Marion Costero
Parfumeur indépendant, Marion Costero crée des parfums pour des marques, des histoires olfactives pour des moments de vie et des lieux d’exception à la recherche d’immersion sensible et de cohérence sensorielle. Elle a signé de nombreuses créations pour des marques prestigieuses en Europe, aux Etats-Unis et en Amérique Latine.
Quelle est la vision que vous poursuivez à travers votre travail ?
Pour moi, le parfum transcende la simple présence d'un flacon sur une étagère. Comme la lampe d'un génie, la promesse d'une émotion, d'un souvenir, d'une appartenance se love dans ses volutes. Très tôt, dès l'enfance, j'ai été charmée par le pouvoir magique des odeurs. L'olfaction a le pouvoir de nous emmener ailleurs, tout près ou très loin, et de nous faire voyager dans le temps. Qui ne s’est jamais retourné dans la rue pour chercher un proche dont il a senti le parfum ? C’est pour cette raison que je suis devenu parfumeur, pour créer des univers olfactifs qui jalonnent nos histoires, marquent nos mémoires, rajoutent une dimension sensible, invisible mais si puissante à nos moments de vie.
Quelles racines culturelles ou historiques, ou quelles autres disciplines ou domaines de la société ont le plus influencé votre métier selon vous ?
Mon attirance pour le monde des odeurs s'enracine dans l'enfance, des Alpes de Haute Provence, où je passais mes étés, au Pays Basque, où j'ai grandi, en passant par la cuisine de ma mère. Se mêlent les lavandes sauvages, les orages parfumés, les plantes séchées sous l’auvent, la puissance de l'océan, le calme des montagnes, la fleur d'oranger dans la pâte à crêpes. Les odeurs sont omniprésentes et ma « collection » personnelle d’inspiration est en évolution constante. Je suis particulièrement sensible aux rencontres et aux petits moments de grâce : respirer l'odeur de baie rose de mes enfants, deviner un lilas en fleur en plein cœur de Paris, sentir un patio oasis en Andalousie, s'animer devant un ballet contemporain, se balader sur la plage sous la tempête, caresser une liane d’ayahuasca en Amazonie…
Quels sont les principaux changements que vous avez observés dans votre métier au fil du temps et les défis qui pourraient survenir dans les prochaines décennies ? Comment reflètent-ils les transformations sociétales et technologiques ?
Dans la parfumerie comme dans tous les domaines, les dernières années ont été marquées par de grands changements. Tout d’abord des changements de matières premières pour des raisons diverses comme l’innocuité, l’approvisionnement, les ressources, les changements climatiques.

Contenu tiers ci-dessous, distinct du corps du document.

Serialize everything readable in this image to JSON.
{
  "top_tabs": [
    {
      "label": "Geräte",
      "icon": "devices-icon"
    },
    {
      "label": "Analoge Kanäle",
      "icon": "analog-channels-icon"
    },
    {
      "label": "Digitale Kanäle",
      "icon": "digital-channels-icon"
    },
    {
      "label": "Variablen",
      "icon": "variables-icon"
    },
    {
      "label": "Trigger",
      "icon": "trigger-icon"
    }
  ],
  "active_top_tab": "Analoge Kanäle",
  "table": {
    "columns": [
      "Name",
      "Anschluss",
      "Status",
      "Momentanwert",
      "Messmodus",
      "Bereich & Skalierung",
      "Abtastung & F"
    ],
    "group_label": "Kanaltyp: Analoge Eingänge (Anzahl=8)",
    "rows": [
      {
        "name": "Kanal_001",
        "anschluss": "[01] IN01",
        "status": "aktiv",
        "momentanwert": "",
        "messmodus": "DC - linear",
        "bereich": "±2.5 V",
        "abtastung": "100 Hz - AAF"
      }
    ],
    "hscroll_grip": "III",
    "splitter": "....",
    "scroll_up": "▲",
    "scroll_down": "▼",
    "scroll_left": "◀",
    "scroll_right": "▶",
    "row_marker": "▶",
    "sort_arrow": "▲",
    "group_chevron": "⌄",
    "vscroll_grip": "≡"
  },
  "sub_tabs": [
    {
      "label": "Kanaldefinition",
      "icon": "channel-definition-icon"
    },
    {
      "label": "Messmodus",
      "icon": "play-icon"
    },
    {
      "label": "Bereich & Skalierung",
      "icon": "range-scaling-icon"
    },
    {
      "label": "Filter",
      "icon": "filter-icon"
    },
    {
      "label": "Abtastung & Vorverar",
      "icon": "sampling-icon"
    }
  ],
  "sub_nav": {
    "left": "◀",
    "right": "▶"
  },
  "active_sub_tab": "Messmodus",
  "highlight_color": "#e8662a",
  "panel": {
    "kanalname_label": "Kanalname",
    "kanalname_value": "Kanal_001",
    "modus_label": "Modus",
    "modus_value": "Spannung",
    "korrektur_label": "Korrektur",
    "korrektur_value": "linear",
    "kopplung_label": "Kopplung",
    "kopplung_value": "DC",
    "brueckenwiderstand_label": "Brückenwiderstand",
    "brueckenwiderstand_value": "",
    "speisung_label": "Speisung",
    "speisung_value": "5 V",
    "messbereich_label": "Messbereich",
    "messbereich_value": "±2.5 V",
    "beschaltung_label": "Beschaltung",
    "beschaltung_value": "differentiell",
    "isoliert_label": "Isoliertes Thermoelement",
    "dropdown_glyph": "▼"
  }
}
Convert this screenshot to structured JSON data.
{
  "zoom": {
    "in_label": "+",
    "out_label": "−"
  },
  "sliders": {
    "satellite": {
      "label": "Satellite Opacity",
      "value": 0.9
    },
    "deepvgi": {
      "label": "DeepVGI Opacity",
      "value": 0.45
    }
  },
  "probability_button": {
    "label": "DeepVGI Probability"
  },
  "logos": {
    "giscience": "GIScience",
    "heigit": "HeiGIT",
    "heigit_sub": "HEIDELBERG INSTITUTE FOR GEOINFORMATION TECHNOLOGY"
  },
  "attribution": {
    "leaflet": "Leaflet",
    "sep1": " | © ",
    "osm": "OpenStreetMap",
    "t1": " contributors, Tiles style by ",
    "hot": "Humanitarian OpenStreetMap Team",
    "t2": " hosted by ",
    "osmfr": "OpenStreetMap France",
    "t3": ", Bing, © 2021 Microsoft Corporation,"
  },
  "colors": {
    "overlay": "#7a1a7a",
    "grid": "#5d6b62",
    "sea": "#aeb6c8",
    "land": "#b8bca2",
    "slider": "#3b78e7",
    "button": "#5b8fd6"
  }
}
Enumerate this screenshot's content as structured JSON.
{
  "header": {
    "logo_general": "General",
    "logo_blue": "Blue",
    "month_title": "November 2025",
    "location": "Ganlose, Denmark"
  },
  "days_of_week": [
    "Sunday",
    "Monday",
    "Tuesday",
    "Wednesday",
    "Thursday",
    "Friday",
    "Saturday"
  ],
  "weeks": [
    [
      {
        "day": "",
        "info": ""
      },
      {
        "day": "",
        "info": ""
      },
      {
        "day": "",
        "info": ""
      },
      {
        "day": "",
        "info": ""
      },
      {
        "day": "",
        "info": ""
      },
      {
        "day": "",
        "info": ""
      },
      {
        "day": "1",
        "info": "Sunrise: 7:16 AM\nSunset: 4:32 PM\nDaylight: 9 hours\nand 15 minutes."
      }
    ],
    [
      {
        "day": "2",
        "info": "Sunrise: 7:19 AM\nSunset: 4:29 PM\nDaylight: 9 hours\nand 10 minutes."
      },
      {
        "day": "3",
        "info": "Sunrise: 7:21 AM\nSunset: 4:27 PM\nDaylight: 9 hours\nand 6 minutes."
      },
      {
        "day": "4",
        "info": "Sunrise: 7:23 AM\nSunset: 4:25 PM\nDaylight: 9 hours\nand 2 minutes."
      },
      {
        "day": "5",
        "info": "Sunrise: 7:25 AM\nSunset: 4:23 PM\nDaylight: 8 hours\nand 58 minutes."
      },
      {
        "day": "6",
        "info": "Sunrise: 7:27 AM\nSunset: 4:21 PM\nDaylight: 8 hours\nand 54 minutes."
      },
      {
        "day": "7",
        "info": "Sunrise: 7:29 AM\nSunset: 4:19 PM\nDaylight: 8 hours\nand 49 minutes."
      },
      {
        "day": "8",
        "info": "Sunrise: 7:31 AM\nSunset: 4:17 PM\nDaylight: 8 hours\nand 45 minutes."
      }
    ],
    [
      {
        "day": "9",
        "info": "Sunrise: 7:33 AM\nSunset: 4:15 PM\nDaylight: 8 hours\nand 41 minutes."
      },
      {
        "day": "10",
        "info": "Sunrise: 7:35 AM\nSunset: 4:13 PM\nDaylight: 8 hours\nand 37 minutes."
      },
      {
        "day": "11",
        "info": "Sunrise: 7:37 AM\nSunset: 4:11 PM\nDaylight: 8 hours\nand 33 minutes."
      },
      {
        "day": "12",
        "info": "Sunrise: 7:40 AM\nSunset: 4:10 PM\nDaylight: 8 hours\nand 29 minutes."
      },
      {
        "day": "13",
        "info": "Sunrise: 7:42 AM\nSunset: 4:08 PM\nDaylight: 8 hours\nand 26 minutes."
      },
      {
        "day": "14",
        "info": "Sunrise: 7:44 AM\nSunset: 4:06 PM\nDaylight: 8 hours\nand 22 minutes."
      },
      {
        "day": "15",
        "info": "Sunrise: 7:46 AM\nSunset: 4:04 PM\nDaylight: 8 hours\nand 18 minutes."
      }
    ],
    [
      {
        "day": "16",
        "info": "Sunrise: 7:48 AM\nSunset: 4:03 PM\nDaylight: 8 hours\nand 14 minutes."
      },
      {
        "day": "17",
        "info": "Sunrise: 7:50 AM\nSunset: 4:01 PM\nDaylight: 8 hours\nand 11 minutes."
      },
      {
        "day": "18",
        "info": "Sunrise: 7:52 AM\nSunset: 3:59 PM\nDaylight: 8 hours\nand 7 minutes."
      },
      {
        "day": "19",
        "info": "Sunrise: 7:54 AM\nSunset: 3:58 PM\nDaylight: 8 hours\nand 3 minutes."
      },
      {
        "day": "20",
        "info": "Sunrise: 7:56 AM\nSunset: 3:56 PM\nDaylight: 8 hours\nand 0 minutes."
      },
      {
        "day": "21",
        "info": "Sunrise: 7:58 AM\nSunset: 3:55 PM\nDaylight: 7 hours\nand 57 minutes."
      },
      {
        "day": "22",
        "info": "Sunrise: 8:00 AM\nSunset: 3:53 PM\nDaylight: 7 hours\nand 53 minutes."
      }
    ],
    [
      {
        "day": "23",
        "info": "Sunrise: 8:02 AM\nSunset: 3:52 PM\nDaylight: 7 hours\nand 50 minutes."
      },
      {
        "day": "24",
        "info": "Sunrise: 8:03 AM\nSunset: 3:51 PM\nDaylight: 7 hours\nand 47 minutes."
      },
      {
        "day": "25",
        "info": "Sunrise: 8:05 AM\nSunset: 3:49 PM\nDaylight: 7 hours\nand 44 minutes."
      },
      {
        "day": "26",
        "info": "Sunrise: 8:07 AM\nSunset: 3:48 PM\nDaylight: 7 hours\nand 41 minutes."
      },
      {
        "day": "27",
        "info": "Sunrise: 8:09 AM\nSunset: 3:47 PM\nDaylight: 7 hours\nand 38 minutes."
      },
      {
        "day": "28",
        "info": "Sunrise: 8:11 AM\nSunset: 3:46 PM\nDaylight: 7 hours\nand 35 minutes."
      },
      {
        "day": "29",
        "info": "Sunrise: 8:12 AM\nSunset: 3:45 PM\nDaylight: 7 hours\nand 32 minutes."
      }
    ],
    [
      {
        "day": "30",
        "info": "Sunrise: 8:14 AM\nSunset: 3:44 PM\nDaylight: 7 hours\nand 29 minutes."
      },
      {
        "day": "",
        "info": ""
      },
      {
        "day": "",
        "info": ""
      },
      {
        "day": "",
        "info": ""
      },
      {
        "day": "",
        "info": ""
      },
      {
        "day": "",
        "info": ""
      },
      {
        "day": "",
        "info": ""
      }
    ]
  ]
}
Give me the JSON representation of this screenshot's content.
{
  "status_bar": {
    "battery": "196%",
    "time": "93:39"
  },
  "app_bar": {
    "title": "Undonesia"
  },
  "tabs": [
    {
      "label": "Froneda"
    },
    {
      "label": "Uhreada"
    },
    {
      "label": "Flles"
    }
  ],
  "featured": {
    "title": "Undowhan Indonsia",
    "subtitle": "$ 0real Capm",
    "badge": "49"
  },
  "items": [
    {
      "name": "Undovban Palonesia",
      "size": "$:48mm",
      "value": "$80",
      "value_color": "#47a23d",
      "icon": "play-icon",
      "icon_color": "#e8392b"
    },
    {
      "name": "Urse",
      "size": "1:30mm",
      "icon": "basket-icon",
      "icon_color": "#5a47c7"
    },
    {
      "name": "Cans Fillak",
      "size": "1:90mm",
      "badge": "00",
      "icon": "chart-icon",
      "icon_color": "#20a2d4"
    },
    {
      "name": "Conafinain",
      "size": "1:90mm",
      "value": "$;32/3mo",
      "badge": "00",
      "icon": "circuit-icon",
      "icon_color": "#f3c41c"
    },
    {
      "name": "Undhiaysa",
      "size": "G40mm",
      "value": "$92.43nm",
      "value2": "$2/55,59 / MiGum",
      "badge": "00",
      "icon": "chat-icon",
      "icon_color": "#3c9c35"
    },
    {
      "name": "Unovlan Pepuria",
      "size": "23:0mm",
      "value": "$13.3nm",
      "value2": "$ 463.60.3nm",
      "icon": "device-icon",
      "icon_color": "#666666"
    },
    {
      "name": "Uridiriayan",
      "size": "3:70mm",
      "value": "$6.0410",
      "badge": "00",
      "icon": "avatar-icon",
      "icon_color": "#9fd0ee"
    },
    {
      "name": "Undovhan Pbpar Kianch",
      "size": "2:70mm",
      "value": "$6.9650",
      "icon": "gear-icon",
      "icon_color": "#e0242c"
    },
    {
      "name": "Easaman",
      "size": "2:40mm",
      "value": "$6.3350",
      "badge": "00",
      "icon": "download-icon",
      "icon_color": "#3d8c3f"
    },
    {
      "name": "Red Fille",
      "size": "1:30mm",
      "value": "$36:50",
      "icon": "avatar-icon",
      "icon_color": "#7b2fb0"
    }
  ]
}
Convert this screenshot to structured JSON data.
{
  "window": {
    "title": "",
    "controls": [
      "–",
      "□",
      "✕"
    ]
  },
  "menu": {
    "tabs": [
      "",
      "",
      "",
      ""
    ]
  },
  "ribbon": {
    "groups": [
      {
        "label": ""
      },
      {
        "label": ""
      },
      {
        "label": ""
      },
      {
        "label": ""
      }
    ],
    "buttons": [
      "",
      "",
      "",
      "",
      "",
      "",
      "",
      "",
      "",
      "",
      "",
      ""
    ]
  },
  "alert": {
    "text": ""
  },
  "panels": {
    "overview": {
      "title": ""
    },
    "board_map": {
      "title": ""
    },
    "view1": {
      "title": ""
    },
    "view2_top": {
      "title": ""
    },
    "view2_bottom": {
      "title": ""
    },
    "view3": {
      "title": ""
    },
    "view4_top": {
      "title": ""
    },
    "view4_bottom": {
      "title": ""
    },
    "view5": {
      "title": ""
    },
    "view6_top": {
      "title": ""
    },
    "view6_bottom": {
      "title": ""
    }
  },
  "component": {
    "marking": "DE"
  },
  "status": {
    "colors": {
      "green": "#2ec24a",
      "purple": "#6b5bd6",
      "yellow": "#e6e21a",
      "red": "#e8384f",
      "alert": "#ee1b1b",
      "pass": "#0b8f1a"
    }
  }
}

Cela nous fait prendre la mesure de notre monde et de ses limites, et favorise l'émergence de l'idée d'une parfumerie consciente, éthique et durable. L’autre changement important est l’avènement de l’IA. Outil fascinant et extrêmement utile mais ô combien ambivalent, redoutable même, s’il est cantonné à la reproduction ou à l'imitation de l'existant, au détriment de la créativité et de la vision des parfumeurs.
Y a-t-il un livre, un film ou une œuvre d’art qui selon vous capture parfaitement l’essence ou les dilemmes de votre métier ?
Les Nymphéas de Claude Monet capturent à la fois l'essence de mon métier et certains défis auxquels je suis confrontée. C'est une interprétation de la nature à travers les yeux de l'artiste, imprégnée de sa sensibilité, de ses références et tout le cheminement qu’il/elle a parcouru pour en arriver là. La sensation générale est empreinte des émotions que Monet ressentait au moment de les peindre, néanmoins chaque personne qui regarde les Nymphéas peut ressentir des choses très différentes. Quand je compose un parfum, je suis consciente de toutes les inspirations que j'y insuffle, mais chacun le perçoit de manière unique, selon ses propres références. C'est comme si chaque personne recevait une fragrance qui lui est propre. C’est ce qui fait la magie du parfum. Comme le peintre impressionniste, le parfumeur procède par juxtaposition de petites touches, perceptibles, libres pour mettre l’accent sur la sensation ressentie et l’expression instantanée des effets lumineux. Enfin, Claude Monet a consacré les 31 dernières années de sa vie aux Nymphéas, un voyage dans un jardin, une œuvre de vie. De même, certains thèmes nous passionnent, nous suivent, nous obsèdent, nous construisent.
Imaginons que vous puissiez créer une capsule qui voyagerait à travers l’univers et le temps, qu’aimeriez-vous mettre dedans ?
Dans ma capsule je mettrais des graines de plantes sauvages, l’odeur de la tempête sur l’océan, celle du printemps, les sablés à la pistache de ma mère, quelques livres, « Le cueilleur d’essence » de Dominique Roque, « Cyrano de Bergerac » de Edmond Rostand et l’intégrale de Joao Gilberto.